6.Il n'y a pas lieu, dans les circonstances de l'espèce, de faire droit aux conclusions de la requête tendant à l'application de l'article L. 761-1 du code de justice administrative.

O R D O N N E :

Article 1er : Il est enjoint à la préfète du Rhône d'assurer l'accueil de Mme B dans un centre d'hébergement d'urgence au plus tard au 1er novembre 2024.

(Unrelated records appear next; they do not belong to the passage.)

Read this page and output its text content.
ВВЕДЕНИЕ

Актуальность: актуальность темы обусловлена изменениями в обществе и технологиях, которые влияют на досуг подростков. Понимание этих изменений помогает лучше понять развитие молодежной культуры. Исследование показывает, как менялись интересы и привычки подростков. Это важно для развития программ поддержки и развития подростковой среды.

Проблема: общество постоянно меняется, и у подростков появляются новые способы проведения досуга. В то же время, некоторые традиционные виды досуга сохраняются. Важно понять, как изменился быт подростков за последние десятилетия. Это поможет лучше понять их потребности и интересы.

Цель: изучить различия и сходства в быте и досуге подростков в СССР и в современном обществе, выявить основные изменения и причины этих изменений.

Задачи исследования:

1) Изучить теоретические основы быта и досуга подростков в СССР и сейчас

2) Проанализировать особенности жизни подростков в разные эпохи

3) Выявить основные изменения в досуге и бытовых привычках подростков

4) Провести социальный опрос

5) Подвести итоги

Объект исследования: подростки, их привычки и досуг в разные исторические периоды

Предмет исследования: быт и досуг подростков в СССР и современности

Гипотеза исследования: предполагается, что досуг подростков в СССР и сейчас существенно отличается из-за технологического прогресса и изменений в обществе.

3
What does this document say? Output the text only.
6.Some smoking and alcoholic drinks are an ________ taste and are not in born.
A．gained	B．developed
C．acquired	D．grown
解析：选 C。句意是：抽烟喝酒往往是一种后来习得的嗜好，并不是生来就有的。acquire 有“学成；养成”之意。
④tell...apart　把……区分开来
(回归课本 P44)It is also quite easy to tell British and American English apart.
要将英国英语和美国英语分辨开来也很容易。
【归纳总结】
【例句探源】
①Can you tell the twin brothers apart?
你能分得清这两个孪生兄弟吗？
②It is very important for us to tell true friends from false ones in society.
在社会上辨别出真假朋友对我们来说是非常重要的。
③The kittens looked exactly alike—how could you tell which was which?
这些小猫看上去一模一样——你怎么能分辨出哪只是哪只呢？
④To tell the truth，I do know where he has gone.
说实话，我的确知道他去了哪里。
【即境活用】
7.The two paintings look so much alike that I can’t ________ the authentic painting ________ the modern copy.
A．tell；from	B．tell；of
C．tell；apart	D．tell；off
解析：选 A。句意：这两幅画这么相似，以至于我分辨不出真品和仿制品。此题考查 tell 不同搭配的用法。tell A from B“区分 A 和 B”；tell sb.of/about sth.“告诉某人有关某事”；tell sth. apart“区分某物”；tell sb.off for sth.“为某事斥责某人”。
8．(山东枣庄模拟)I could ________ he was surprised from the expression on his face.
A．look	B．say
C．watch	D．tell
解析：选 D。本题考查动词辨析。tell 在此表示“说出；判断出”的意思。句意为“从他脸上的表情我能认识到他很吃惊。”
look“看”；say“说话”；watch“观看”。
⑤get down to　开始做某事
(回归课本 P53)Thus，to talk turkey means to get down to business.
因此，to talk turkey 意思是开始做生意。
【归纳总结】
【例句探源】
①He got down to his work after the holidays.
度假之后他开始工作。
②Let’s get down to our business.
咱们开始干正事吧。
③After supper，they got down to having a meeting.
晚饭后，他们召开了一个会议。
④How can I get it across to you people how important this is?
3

Article 2 : Il y a lieu, dans les circonstances de l'espèce et en application des dispositions de l'article L. 441-2-3-1 du code de la construction et de l'habitation, d'assortir d'office cette injonction d'une astreinte à compter du 1er novembre 2024, dont le montant doit être fixé à la somme de 40 euros par jour de retard. Il incombera à la préfète du Rhône, tant que l'injonction ne sera pas exécutée, de verser spontanément l'astreinte au Fonds national d'accompagnement vers et dans le logement dès qu'elle sera due pour une période de six mois. Lorsqu'elle estimera avoir exécuté l'injonction, il lui appartiendra de demander au juge de constater cette exécution et de procéder en conséquence à une liquidation définitive de l'astreinte.

Article 3 : Le surplus des conclusions de la requête est rejeté.

Article 4 : La présente ordonnance sera notifiée à Mme A B, à la préfète du Rhône, et au ministre du logement et de la rénovation urbaine.

Fait à Lyon, le 8 octobre 2024

La première vice-présidente,

D. Jourdan

La République mande et ordonne au ministre du logement et de la rénovation urbaine en ce qui le concerne, ou à tous commissaires de justice à ce requis en ce qui concerne les voies de droit commun contre les parties privées, de pourvoir à l'exécution de la présente décision.